I wanted to tell her we could turn back. Find another route. Wait for rescue that wasn’t coming.
But I’d never been good at lying to myself.
So I picked up the bat, gripped the silver knife, and followed Cel deeper into the Garden’s heart.
The tunnel walls changed as we walked. The glass became crystal, then diamond, then something that had no name but sparkled with its own internal light. The faces disappeared, replaced by scenes. Memories.
I saw the Necropolis. Saw myself taking that hit meant for Emi. Watched my own chest cave in from the outside.
I saw Natalia’s face when she thought I was dying. Saw the moment her power exploded and her Bond Rank hit ten.

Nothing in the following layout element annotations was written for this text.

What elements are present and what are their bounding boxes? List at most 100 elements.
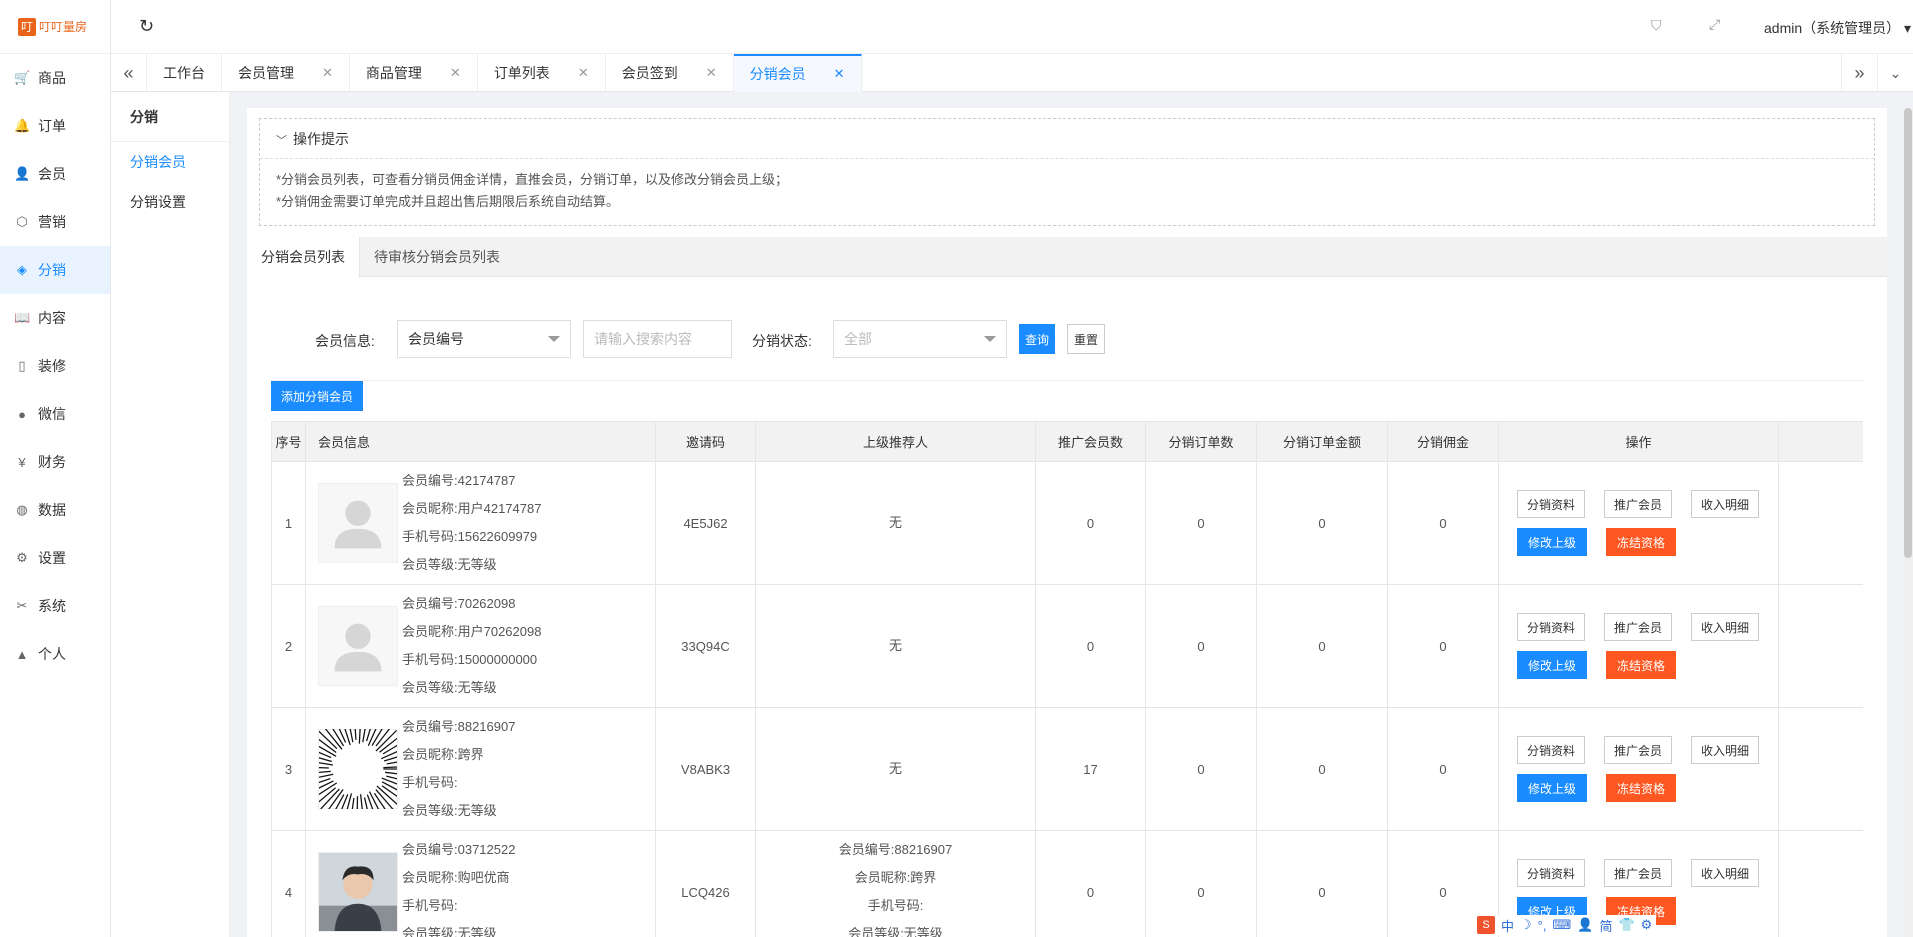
promoted-members-button[interactable]: 推广会员 (1604, 736, 1672, 764)
ime-item-icon[interactable]: 👤 (1577, 917, 1593, 933)
freeze-button[interactable]: 冻结资格 (1606, 651, 1676, 679)
sub-nav-item-0[interactable]: 分销会员 (111, 142, 229, 182)
member-info-line: 会员编号:03712522 (402, 842, 516, 857)
sub-nav-item-1[interactable]: 分销设置 (111, 182, 229, 222)
tab-4[interactable]: 会员签到 ✕ (606, 54, 734, 92)
ime-item-icon[interactable]: ⚙ (1641, 917, 1653, 933)
change-upline-button[interactable]: 修改上级 (1517, 528, 1587, 556)
col-orders: 分销订单数 (1145, 421, 1257, 462)
order-count: 0 (1145, 830, 1257, 937)
nav-item-label: 装修 (38, 358, 66, 374)
tab-5[interactable]: 分销会员 ✕ (733, 54, 862, 92)
user-menu[interactable]: admin（系统管理员） ▾ (1764, 18, 1911, 38)
tab-strip: « 工作台 会员管理 ✕ 商品管理 ✕ 订单列表 ✕ 会员签到 ✕ 分销会员 ✕ » ⌄ (111, 54, 1913, 92)
refresh-icon[interactable]: ↻ (139, 16, 154, 37)
income-detail-button[interactable]: 收入明细 (1691, 490, 1759, 518)
tab-0[interactable]: 工作台 (147, 54, 222, 92)
promoted-members-button[interactable]: 推广会员 (1604, 613, 1672, 641)
nav-item-2[interactable]: 👤 会员 (0, 150, 110, 198)
status-label: 分销状态: (752, 333, 812, 349)
query-button[interactable]: 查询 (1019, 324, 1055, 354)
search-input[interactable] (583, 320, 732, 358)
nav-item-7[interactable]: ● 微信 (0, 390, 110, 438)
income-detail-button[interactable]: 收入明细 (1691, 859, 1759, 887)
freeze-button[interactable]: 冻结资格 (1606, 528, 1676, 556)
chevron-down-icon: ﹀ (276, 135, 287, 147)
tabs-prev-icon[interactable]: « (111, 54, 147, 92)
tag-icon[interactable]: ⛉ (1651, 17, 1662, 34)
nav-item-11[interactable]: ✂ 系统 (0, 582, 110, 630)
page-scrollbar[interactable] (1903, 108, 1913, 937)
nav-item-4[interactable]: ◈ 分销 (0, 246, 110, 294)
hint-line-2: *分销佣金需要订单完成并且超出售后期限后系统自动结算。 (276, 194, 620, 209)
close-icon[interactable]: ✕ (578, 65, 589, 81)
promoted-count: 17 (1035, 707, 1146, 831)
status-select[interactable]: 全部 (833, 320, 1007, 358)
nav-item-0[interactable]: 🛒 商品 (0, 54, 110, 102)
nav-item-10[interactable]: ⚙ 设置 (0, 534, 110, 582)
nav-item-6[interactable]: ▯ 装修 (0, 342, 110, 390)
promoted-members-button[interactable]: 推广会员 (1604, 859, 1672, 887)
promoted-members-button[interactable]: 推广会员 (1604, 490, 1672, 518)
ime-item-icon[interactable]: 中 (1501, 916, 1514, 935)
close-icon[interactable]: ✕ (322, 65, 333, 81)
upline-line: 会员昵称:跨界 (854, 870, 937, 885)
cube-icon: ⬡ (16, 214, 28, 229)
tabs-menu-icon[interactable]: ⌄ (1877, 54, 1913, 92)
top-bar: ↻ ⛉ ⤢ admin（系统管理员） ▾ (111, 0, 1913, 54)
change-upline-button[interactable]: 修改上级 (1517, 774, 1587, 802)
upline-cell: 会员编号:88216907 会员昵称:跨界 手机号码: 会员等级:无等级 (755, 830, 1036, 937)
tab-1[interactable]: 会员管理 ✕ (222, 54, 350, 92)
avatar (318, 606, 398, 686)
member-field-select[interactable]: 会员编号 (397, 320, 571, 358)
nav-item-9[interactable]: ◍ 数据 (0, 486, 110, 534)
add-distributor-button[interactable]: 添加分销会员 (271, 381, 363, 411)
scrollbar-thumb[interactable] (1904, 108, 1912, 558)
member-info-line: 会员昵称:用户70262098 (402, 624, 542, 639)
profile-button[interactable]: 分销资料 (1517, 490, 1585, 518)
member-info-line: 会员等级:无等级 (402, 926, 497, 937)
nav-item-5[interactable]: 📖 内容 (0, 294, 110, 342)
ime-logo-icon[interactable]: S (1477, 916, 1495, 934)
user-name: admin（系统管理员） (1764, 20, 1901, 36)
ime-item-icon[interactable]: 简 (1599, 916, 1612, 935)
member-info-cell: 会员编号:88216907 会员昵称:跨界 手机号码: 会员等级:无等级 (305, 707, 656, 831)
reset-button[interactable]: 重置 (1067, 324, 1105, 354)
close-icon[interactable]: ✕ (834, 66, 845, 82)
nav-item-12[interactable]: ▲ 个人 (0, 630, 110, 678)
col-member-info: 会员信息 (305, 421, 656, 462)
close-icon[interactable]: ✕ (706, 65, 717, 81)
ime-item-icon[interactable]: ⌨ (1552, 917, 1571, 933)
profile-button[interactable]: 分销资料 (1517, 859, 1585, 887)
tab-2[interactable]: 商品管理 ✕ (350, 54, 478, 92)
tabs-next-icon[interactable]: » (1841, 54, 1877, 92)
nav-item-label: 营销 (38, 214, 66, 230)
nav-item-8[interactable]: ¥ 财务 (0, 438, 110, 486)
hint-toggle[interactable]: ﹀ 操作提示 (260, 119, 1874, 159)
subtab-member-list[interactable]: 分销会员列表 (247, 237, 360, 278)
tab-label: 会员签到 (621, 65, 678, 81)
upline-cell: 无 (755, 707, 1036, 831)
avatar (318, 852, 398, 932)
income-detail-button[interactable]: 收入明细 (1691, 613, 1759, 641)
income-detail-button[interactable]: 收入明细 (1691, 736, 1759, 764)
subtab-pending-list[interactable]: 待审核分销会员列表 (360, 237, 514, 277)
nav-item-label: 微信 (38, 406, 66, 422)
profile-button[interactable]: 分销资料 (1517, 736, 1585, 764)
ime-item-icon[interactable]: °, (1538, 918, 1547, 933)
ime-item-icon[interactable]: ☽ (1520, 917, 1532, 933)
nav-item-label: 分销 (38, 262, 66, 278)
status-value: 全部 (844, 331, 872, 347)
change-upline-button[interactable]: 修改上级 (1517, 651, 1587, 679)
tab-3[interactable]: 订单列表 ✕ (478, 54, 606, 92)
fullscreen-icon[interactable]: ⤢ (1709, 16, 1720, 33)
profile-button[interactable]: 分销资料 (1517, 613, 1585, 641)
close-icon[interactable]: ✕ (450, 65, 461, 81)
logo[interactable]: 叮 叮叮量房 (0, 0, 110, 54)
ime-item-icon[interactable]: 👕 (1618, 917, 1634, 933)
divider (271, 380, 1863, 381)
nav-item-3[interactable]: ⬡ 营销 (0, 198, 110, 246)
freeze-button[interactable]: 冻结资格 (1606, 774, 1676, 802)
nav-item-1[interactable]: 🔔 订单 (0, 102, 110, 150)
actions-row: 分销资料 推广会员 收入明细 (1499, 736, 1778, 764)
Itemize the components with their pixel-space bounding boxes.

I saw Skylar on the balcony. Saw the kiss that started this whole mess.
I saw Emi in my bed, looking up at me with those trusting eyes that made guilt taste like copper.
I saw every manipulation. Every calculated move. Every time I’d chosen strategy over honesty.
"It’s showing you regrets," Cel said softly.
"I don’t do regrets."
"Everyone does regrets. You just bury yours deeper."
Maybe she was right. Maybe I was exactly the monster Kaelen had been, just wearing better skin and a Student ID.
The tunnel opened into the final chamber.
And I stopped breathing.
The space was enormous. Cathedral-sized, with a ceiling that disappeared into a sky that shouldn’t exist underground. Stars glittered up there. Real stars, not the bioluminescent bullshit from earlier.
At the chamber’s center grew a tree that made the First Tree look like a sapling.
Its trunk was easily fifty feet across, wrapped in bark that shifted between every color imaginable. Roots thick as highways spread across the chamber floor, diving into the earth and pulling up through cracks in distant walls. Branches reached toward that impossible sky, heavy with fruits that glowed in a dozen shades.
And standing at the base of that tree, waiting for us like he’d been there since the universe was young, was the Arborist.